What was the correlation? -0.06! That's virtually identical to random chance - no correlation at all between the proportion of total points scored and whether or not the Dream won. This shouldn't surprise anyone, and I didn't expect a correlation (but wished to explore if one existed). There can be several theories as to why there's no correlation:

1) There is more than one way to win a basketball game. One can distribute scoring duties among several players rather than have one player bear the burden.
2) Just because one player carries the burden, doesn't mean the other team doesn't have a player that can have pull similar duties. Ask Cappie Pondexter about Angel McCoughtry in 2010.
3) If a team is flattened, one player carrying 30 percent of the scoring burden doesn't mean much.
4) A team may have one player carrying the burden simply because there are no other good players on the team. I'm sure if you looked through some Tulsa box scores you'd find some player who had "good" nights relative to the rest of the team - but the Shock were terrible in 2011.

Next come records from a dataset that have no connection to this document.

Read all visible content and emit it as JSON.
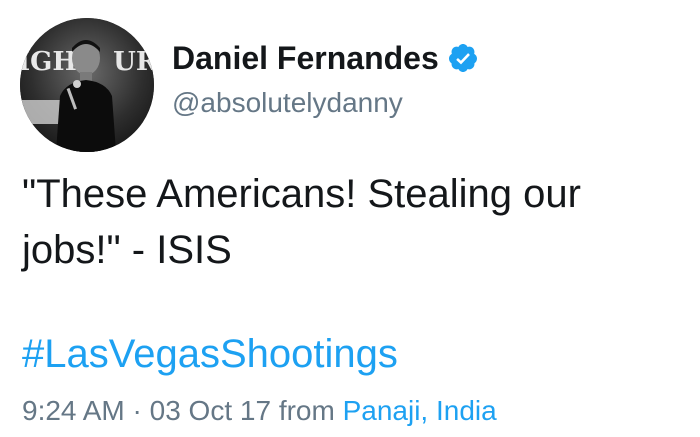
{
  "tweet": {
    "display_name": "Daniel Fernandes",
    "handle": "@absolutelydanny",
    "verified": true,
    "verified_icon": "verified-badge-icon",
    "avatar_banner_text": "IGH    URI",
    "text_line_1": "\"These Americans! Stealing our",
    "text_line_2": "jobs!\" - ISIS",
    "hashtag": "#LasVegasShootings",
    "time": "9:24 AM",
    "separator": "·",
    "date": "03 Oct 17",
    "from_label": "from",
    "location": "Panaji, India"
  },
  "colors": {
    "text": "#14171a",
    "secondary": "#657786",
    "link": "#1da1f2",
    "verified": "#1da1f2"
  }
}
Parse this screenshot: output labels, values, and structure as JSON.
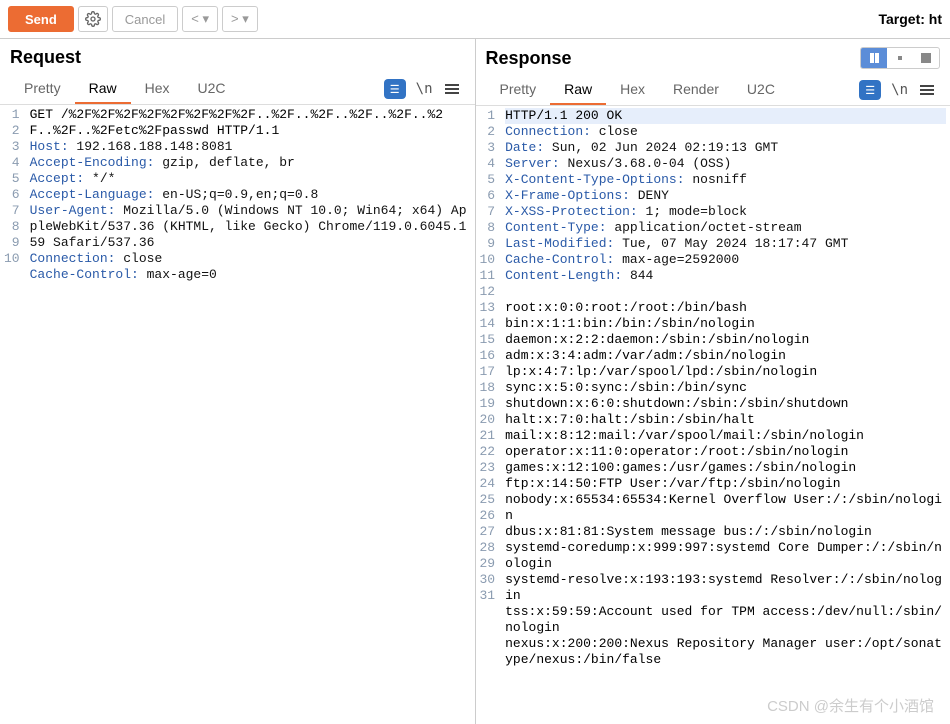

But surely, those nights when McCoughtry is the best player - as opposed to say, De Souza or Harding - should mean something. So I ran a correlation comparing wins or losses to games where McCoughtry is the best player. There should be a relationship between wins there, right.

No. The correlation was -0.02. If McCoughtry is the best player, she's going to be the best player during both wins *and* losses.

It just goes to show. Women's basketball is not a one-woman game, not yet. At least, not until Griner shows up.

(*) The reply from some is "what knowledge?"